Norma
18/02/2021

Resolução BCB N° 73

Estabelece fases para autorização e cancelamento de sistemas de liquidação, registro e depósito centralizado de ativos financeiros.

Resumo

Esta resolução, já revogada, estabeleceu os processos para autorização e cancelamento de funcionamento de infraestruturas do mercado financeiro, como câmaras de liquidação, entidades de registro e depositários centrais.

⚠️ IMPORTANTE: Esta norma foi revogada pela Resolução BCB nº 304, a partir de 02/05/2023.

📄 Processo de Autorização: Dividido em duas fases. A primeira envolvia a análise de documentos (estatuto, organograma, regulamento) e a segunda, a verificação da implementação prática com testes funcionais.

voluntarily Processo de Cancelamento (a pedido): Também em duas fases. A entidade deveria apresentar um plano de encerramento ordenado e depois comprovar sua execução, quitando todas as pendências.

🏛️ Cancelamento de Ofício (pelo BCB): O Banco Central poderia cancelar a autorização em caso de inatividade por 12 meses ou se a entidade não fosse localizada no endereço cadastrado.

📢 Transparência: Em qualquer processo de cancelamento, era prevista a divulgação pública da intenção, com um prazo de 30 dias para que terceiros pudessem apresentar objeções.
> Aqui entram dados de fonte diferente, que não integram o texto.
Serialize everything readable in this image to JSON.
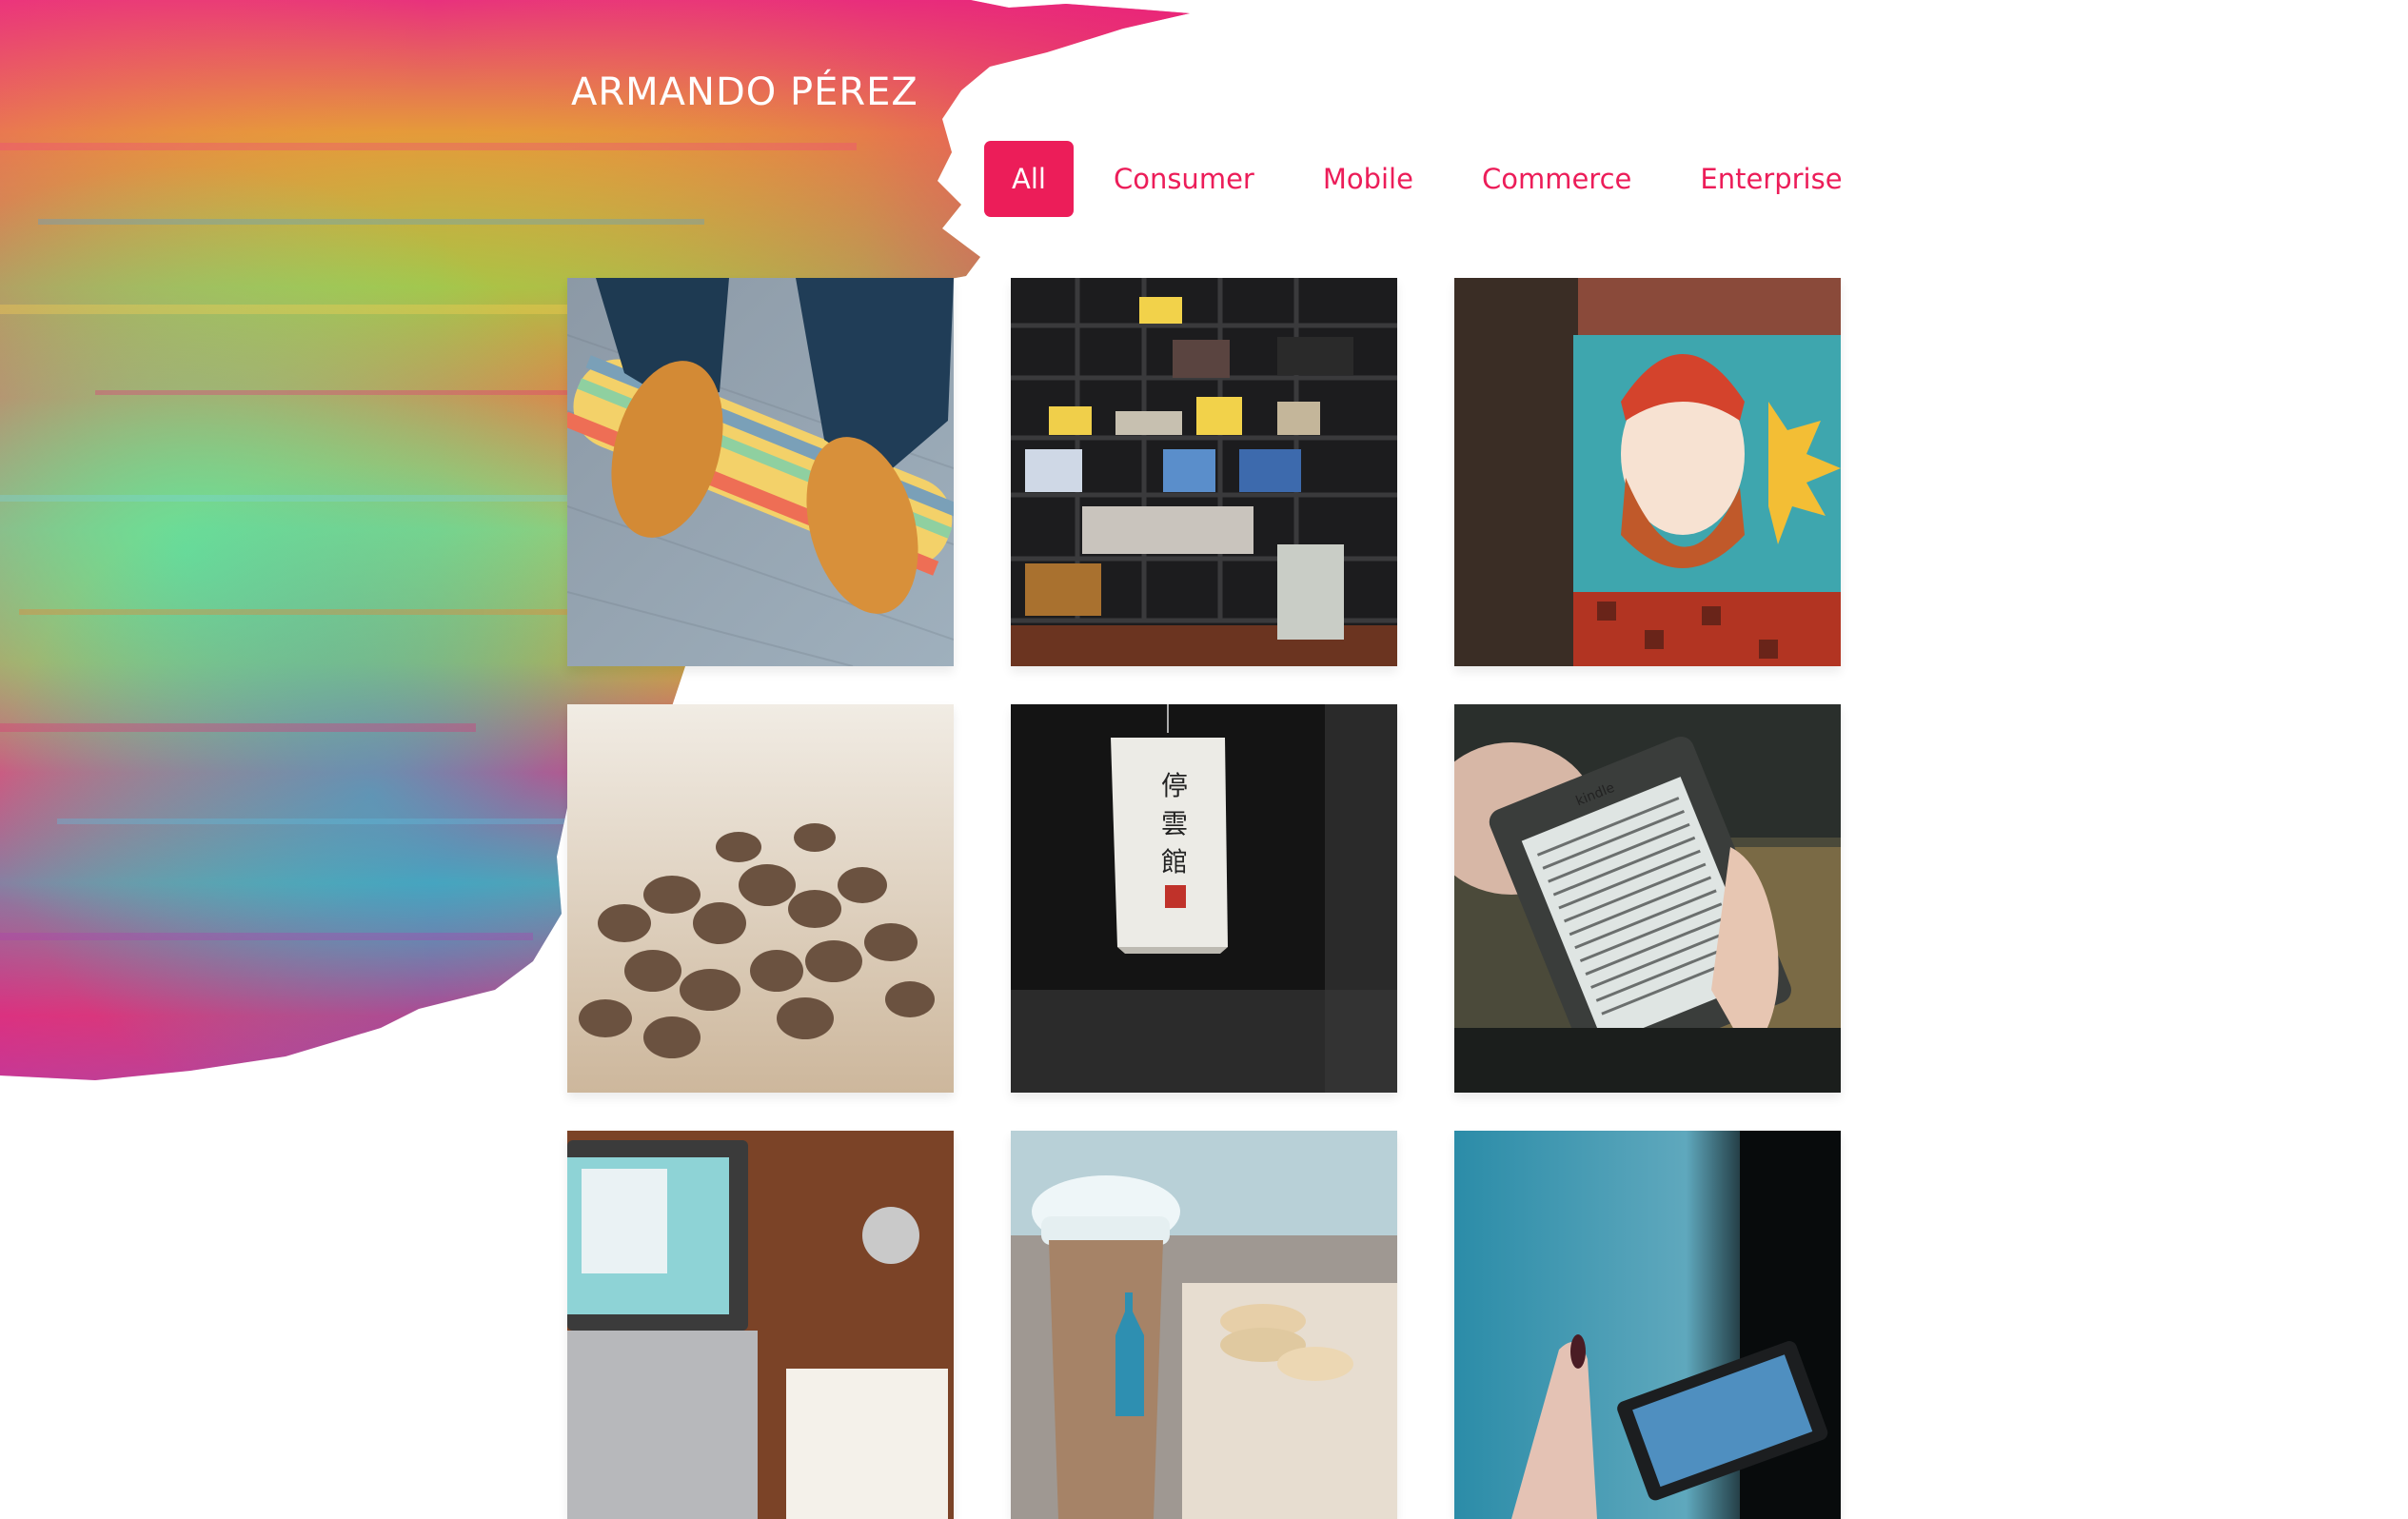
{
  "header": {
    "title": "ARMANDO PÉREZ"
  },
  "filters": {
    "active": "All",
    "items": [
      {
        "label": "All",
        "active": true
      },
      {
        "label": "Consumer",
        "active": false
      },
      {
        "label": "Mobile",
        "active": false
      },
      {
        "label": "Commerce",
        "active": false
      },
      {
        "label": "Enterprise",
        "active": false
      }
    ]
  },
  "theme": {
    "accent": "#ec1d59",
    "background": "#ffffff",
    "title_color": "#ffffff"
  },
  "gallery": {
    "items": [
      {
        "subject": "shoes-on-skateboard"
      },
      {
        "subject": "bookshelf"
      },
      {
        "subject": "bearded-man-mural"
      },
      {
        "subject": "coffee-beans"
      },
      {
        "subject": "paper-lantern",
        "lantern_text": "停雲館"
      },
      {
        "subject": "kindle-ereader",
        "device_label": "kindle"
      },
      {
        "subject": "laptop-on-desk"
      },
      {
        "subject": "coffee-cup-macarons"
      },
      {
        "subject": "hand-holding-phone"
      }
    ]
  }
}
ATENÇÃO: Esta resolução foi revogada a partir de 2 de maio de 2023 pela Resolução BCB nº 304, de 20 de março de 2023.

Esta norma estabeleceu as fases e os procedimentos para os processos de autorização de funcionamento e de cancelamento de autorização (tanto a pedido quanto de ofício) para as infraestruturas do mercado financeiro. As regras se aplicam a dois grupos principais: câmaras e prestadores de serviços de compensação e de liquidação (alterando a Circular nº 3.057/2001) e entidades de registro e de depósito centralizado de ativos financeiros (alterando a Circular nº 3.743/2015).

Processo de Autorização

O pedido de autorização para funcionamento foi dividido em duas fases:

Fase I: Avaliação da Adequação do Pedido

Nesta etapa inicial, a entidade interessada deveria submeter ao Banco Central um conjunto robusto de documentos para análise. Os principais itens exigidos eram:

  • Estatuto ou contrato social vigente;
  • Comprovação de patrimônio líquido mínimo;
  • Organograma societário detalhado para identificar os controladores finais;
  • Formulários cadastrais (modelos Sisorf 8.10.20.2 ou 8.10.20.4) preenchidos por todos os membros do grupo de controle e dos órgãos estatutários;
  • Regulamento do sistema a ser operado;
  • Descrição detalhada dos processos operacionais, equipamentos, fluxogramas e mecanismos de gerenciamento de riscos.

Fase II: Avaliação da Compatibilidade da Implementação

Após a aprovação da Fase I, a entidade deveria demonstrar que a estrutura implementada era compatível com o projeto aprovado. Para isso, era necessário apresentar:

  • Uma Declaração de Prontidão, atestando que o sistema está pronto para operar;
  • Um roteiro de testes funcionais, com cenários que simulassem as operações do sistema sob a perspectiva da entidade e de seus participantes.

Processo de Cancelamento de Autorização a Pedido

O cancelamento voluntário também foi estruturado em duas fases:

Fase I: Avaliação do Pedido de Cancelamento

A entidade deveria apresentar um pedido formal contendo:

  • Justificativa fundamentada para o encerramento;
  • Informações detalhadas sobre as medidas a serem adotadas para um encerramento ordenado das atividades.

Fase II: Avaliação da Adoção das Medidas

A entidade deveria comprovar a efetiva implementação das medidas propostas na Fase I, garantindo o encerramento ou a transferência de todas as obrigações pendentes com participantes, outras entidades do mercado e órgãos reguladores, bem como de operações em aberto e ativos financeiros sob sua responsabilidade.

O Banco Central poderia condicionar o cancelamento à transferência das atividades para outra entidade autorizada. Além disso, antes de efetivar o cancelamento, o BCB divulgaria a intenção ao público, abrindo um prazo de 30 dias para a apresentação de objeções.

Processo de Cancelamento de Ofício pelo Banco Central

O Banco Central poderia cancelar a autorização de uma entidade em duas situações específicas:

  • Inatividade: ausência de operações no sistema por um período de doze meses ou mais.
  • Não localização: quando a entidade não fosse encontrada no endereço informado ao BCB.

Nesses casos, o BCB também deveria divulgar publicamente sua intenção, com prazo de 30 dias para objeções, e notificar a entidade para que ela pudesse se manifestar.